Among a series of upsets this year, a U.S. advisory panel recommended against approval of Sanofi-Aventis SA obesity pill Acomplia, and GlaxoSmithKline Plc diabetes drug Avandia was hit by a heart-attack scare that is expected to weigh on second-quarter results in its report next week.

At the same time, Novartis AG faces a lengthy delay to experimental diabetes medicine Galvus in the United States, and Pfizer Inc.'s recently launched inhaled insulin drug, Exubera, has failed to sell well.

Novel treatments for obesity and diabetes remain high on the wish-list of most pharmaceutical company executives, but getting products through clinical trials, past regulators and widely used in clinical practice is a tough fight.

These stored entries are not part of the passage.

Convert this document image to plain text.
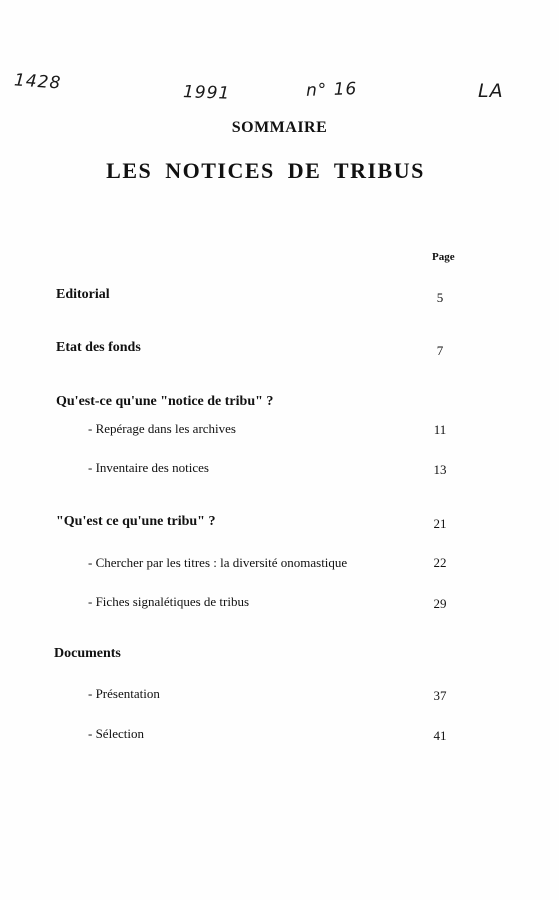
1428	1991	n° 16	LA
SOMMAIRE
LES NOTICES DE TRIBUS
Page
Editorial	5
Etat des fonds	7
Qu'est-ce qu'une "notice de tribu" ?
- Repérage dans les archives	11
- Inventaire des notices	13
"Qu'est ce qu'une tribu" ?	21
- Chercher par les titres : la diversité onomastique	22
- Fiches signalétiques de tribus	29
Documents
- Présentation	37
- Sélection	41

According to data compiled for Reuters by consultancy Evaluate, as many products have failed in development for obesity as are currently in active development -- a total of 74 in the pipeline against 77 abandoned.

For diabetes, there are 253 development projects and 188 abandoned.

It's a pretty dire state of affairs, said Jonathan de Pass, head of London-based Evaluate.

The deeper you go, the more complex this whole area is. There is no lack of optimism that a better approach can be developed but it is just not happening at the moment.

Failure, of course, is nothing new in drug development. But the chronic nature of obesity and diabetes and the fact that they do not cause mortality directly make it hard to prove the value of medicines unequivocally.

Taking drugs for a long time also increases the likelihood that relatively rare side effects will emerge.

Critics argue that the blunderbuss approach of some medicines lies at the heart of the problem.

In a letter to the European Medicines Agency (EMEA) this week, Dr Sidney Wolfe of the consumer group Public Citizen called for Acomplia to be pulled in Europe due to psychiatric side effects caused by the drug, which modulates the effects of a widespread and little studied neurotransmitter system.

Similarly, Dr Steven Nissen of the U.S. Cleveland Clinic, who raised concerns about Avandia in May, says that so-called PPAR drugs like Glaxo's turn on and off as many as 100 genes, the function of most of which is unknown.


The whole issue is complicated for drug companies by conflicting signals from regulators, as highlighted by two decisions from the EMEA this week.

In sharp contrast to the cautious approach of the U.S. Food and Drug Administration, the EMEA on Thursday recommended approval of Novartis's Galvus in Europe, allowing it to compete with Merck & Co. Inc.'s similar product, Januvia.

The European regulator also decided to keep Sanofi's Acomplia on the market, albeit with a reinforced warning that it should not be given to people with depression.

The different approaches suggests the FDA is in ultra-cautious mood compared with the Europeans, according to Paul Diggle, an industry analyst at Nomura Securities.

This is not a great year to have your product hit the FDA's desk, he said.

For investors, caution has become the watchword as well. Shares in both Sanofi and Glaxo have plunged in the past two months, sending the stocks to the bottom of the rating table at 11.4 and 12.2 times expected 2008 earnings, respectively.

Despite the recent setbacks, however, analysts do not expect big drugmakers to throw in the towel. The rapidly rising levels of obesity around the world, which in turn drives up rates of type 2 diabetes, is simply too big a prize.

There is such huge demand out there, this is a natural market, according to Martin Hall of stockbroking and asset management firm Eden Financial.